The method exhibited excellent analytical sensitivity, resulting in a limit of detection (LOD) of 0.23 µM and a limit of quantification (LOQ) of 0.78 µM.

The LOD and LOQ were calculated using formulae 3σ/m and 10σ/m, where ‘m’ represents the slope of the calibration curve and ‘σ’ represents the standard deviation of the background current obtained from triplicate blank measurements. This calculation is based on a signal-to-noise ratio of 3, as shown in Fig. 8(b). The sensor demonstrates high sensitivity and a low detection limit due to the synergistic effects of the electrode surface modifications. The results demonstrate that the developed sensor exhibits high sensitivity for determining Reb A in real samples, making it suitable for practical analytical applications.

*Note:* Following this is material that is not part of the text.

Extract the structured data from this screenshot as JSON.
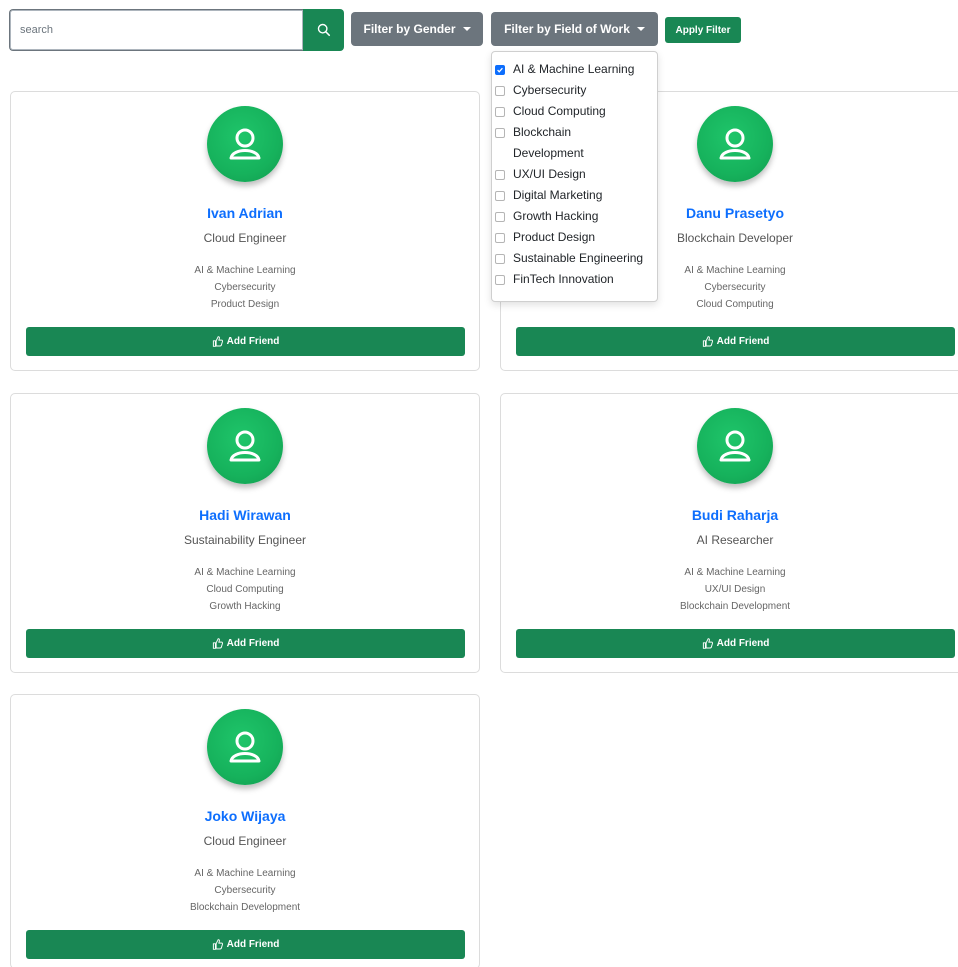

3.6 Validation of GE/Nafion/Co-MOF nanosheets/CuO NPs/GOx

The fabricated electrode was evaluated for repeatability and stability by performing three consecutive measurements with the same sensor at Reb A concentrations ranging from 1 to 5 µM (within the first linear range). As shown in Fig. 9(a), the calibration curves from three independent tests (test 1, test 2, and test 3) exhibited highly consistent responses. The mean calibration curve (red line) indicates a linear relationship represented by the equation I_pa = 0.0208C_i + 0.0404, where the sensitivity is 0.0208 µA µM⁻¹ and the correlation coefficient (R²) is 0.9996. The overlap of the three individual test curves with the mean curve demonstrates excellent repeatability and stability of the sensor, with minimal variation between consecutive measurements. Reproducibility was evaluated using differential pulse voltammetry (DPV) with five independently fabricated GE/Nafion/Co-MOF nanosheets/CuO NPs/GOx modified electrodes prepared under identical conditions. Each electrode was tested for Reb A detection at the same concentration. As shown in Fig. 9(b), all five electrodes exhibited consistent peak current responses, with values ranging approximately from 3.6 to 3.7 µA. The relative standard deviation (RSD) calculated from these measurements was 3.9%, which is well below the acceptable threshold of 5% for electrochemical sensors. This low RSD value demonstrates excellent reproducibility of the fabrication process and confirms the reliability of the sensor for quantitative analysis.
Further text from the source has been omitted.